In the electronic cigarette segment, Reynolds American Inc. (RAI) quickly hit the No. 1 dollar share position in the c-store channel, with Lorillard falling to the No. 2 position, followed by Logic and Altria (MO), Wells Fargo Securities LLC reported, citing Nielsen data for the period ended Sept. 27, 2014. Electronic cigarette c-store dollar sales few +14%, following five periods of declines, driven by 44% unit growth, which was partially offset by a -21% net pricing decline.

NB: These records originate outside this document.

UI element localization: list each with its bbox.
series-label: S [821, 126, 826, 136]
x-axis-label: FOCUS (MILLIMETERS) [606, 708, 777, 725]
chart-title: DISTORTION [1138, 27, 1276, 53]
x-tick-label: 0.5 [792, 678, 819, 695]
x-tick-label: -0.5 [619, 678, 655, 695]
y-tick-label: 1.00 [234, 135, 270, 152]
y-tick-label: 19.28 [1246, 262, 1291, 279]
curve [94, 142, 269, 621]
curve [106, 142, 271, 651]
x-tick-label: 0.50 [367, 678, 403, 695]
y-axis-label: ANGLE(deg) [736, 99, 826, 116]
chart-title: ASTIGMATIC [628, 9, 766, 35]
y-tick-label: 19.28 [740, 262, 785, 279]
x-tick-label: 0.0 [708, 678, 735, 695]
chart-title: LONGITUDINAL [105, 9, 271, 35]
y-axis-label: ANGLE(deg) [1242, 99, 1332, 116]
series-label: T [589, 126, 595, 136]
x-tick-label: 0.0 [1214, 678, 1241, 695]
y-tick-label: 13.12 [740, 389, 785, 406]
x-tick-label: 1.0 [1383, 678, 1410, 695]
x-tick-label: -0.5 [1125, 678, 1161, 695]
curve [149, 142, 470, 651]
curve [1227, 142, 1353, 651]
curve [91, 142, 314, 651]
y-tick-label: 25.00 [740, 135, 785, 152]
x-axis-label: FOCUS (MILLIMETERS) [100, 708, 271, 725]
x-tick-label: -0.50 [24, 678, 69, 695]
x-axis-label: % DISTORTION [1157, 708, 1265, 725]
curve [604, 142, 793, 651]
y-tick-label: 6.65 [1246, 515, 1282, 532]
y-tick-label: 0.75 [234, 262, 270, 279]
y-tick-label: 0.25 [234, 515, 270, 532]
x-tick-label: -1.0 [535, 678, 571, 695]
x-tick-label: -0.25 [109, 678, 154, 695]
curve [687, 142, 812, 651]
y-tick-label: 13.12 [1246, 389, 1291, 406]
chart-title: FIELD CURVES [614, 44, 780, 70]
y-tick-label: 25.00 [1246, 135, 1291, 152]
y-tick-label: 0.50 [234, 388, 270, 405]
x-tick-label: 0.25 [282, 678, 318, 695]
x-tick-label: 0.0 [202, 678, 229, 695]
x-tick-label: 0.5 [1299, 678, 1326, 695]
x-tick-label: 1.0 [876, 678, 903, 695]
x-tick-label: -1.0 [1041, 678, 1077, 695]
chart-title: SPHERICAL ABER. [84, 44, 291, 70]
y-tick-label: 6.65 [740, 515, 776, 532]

“Though pricing remains negative for the tenth consecutive period, we believe that is at least partially due to difficulty in capturing/measuring the different SKUs given the rapidly evolving vapor category and proliferation of vapors/tanks/mods (VTM) and e-cig/VTM refills, which tend to have a lower retail price/refill. As we expected, category dollar sales have re-accelerated, driven by RAI’s and MO’s national rollouts and we believe the trial and awareness generated by Vuse and MarkTen should help elevate the entire vapor category and drive incremental trial,” noted Bonnie Herzog, managing director, beverage, tobacco and convenience research for Wells Fargo.
“We were impressed and somewhat surprised that RAI took the No. 1 dollar share spot in the c-store channel with 28.8% share (though Vuse’s avg. eq. price was 22% below category average, due to heavy couponing, which likely explains the fast growth). We are somewhat skeptical of RAI’s No. 1 unit share given Vuse is in 35K outlets compared to more than 100K for blu. Blu slipped to No. 2 in dollar share with 25.4% share while Logic was No. 3 with 19.3% and MO lost share for the third consecutive period to 10.1%,” Herzog noted.
RAI is also No. 1 in terms of unit share with 36.7%, followed by Logic (18.7%), Lorillard (16.8%) and MO (10.1%). Lorillard continues to lead the take-home channel with 40.2% dollar share. Other leading firms in XAOC were Mistic (20% share) and NJOY (6.5% share), Herzog pointed out.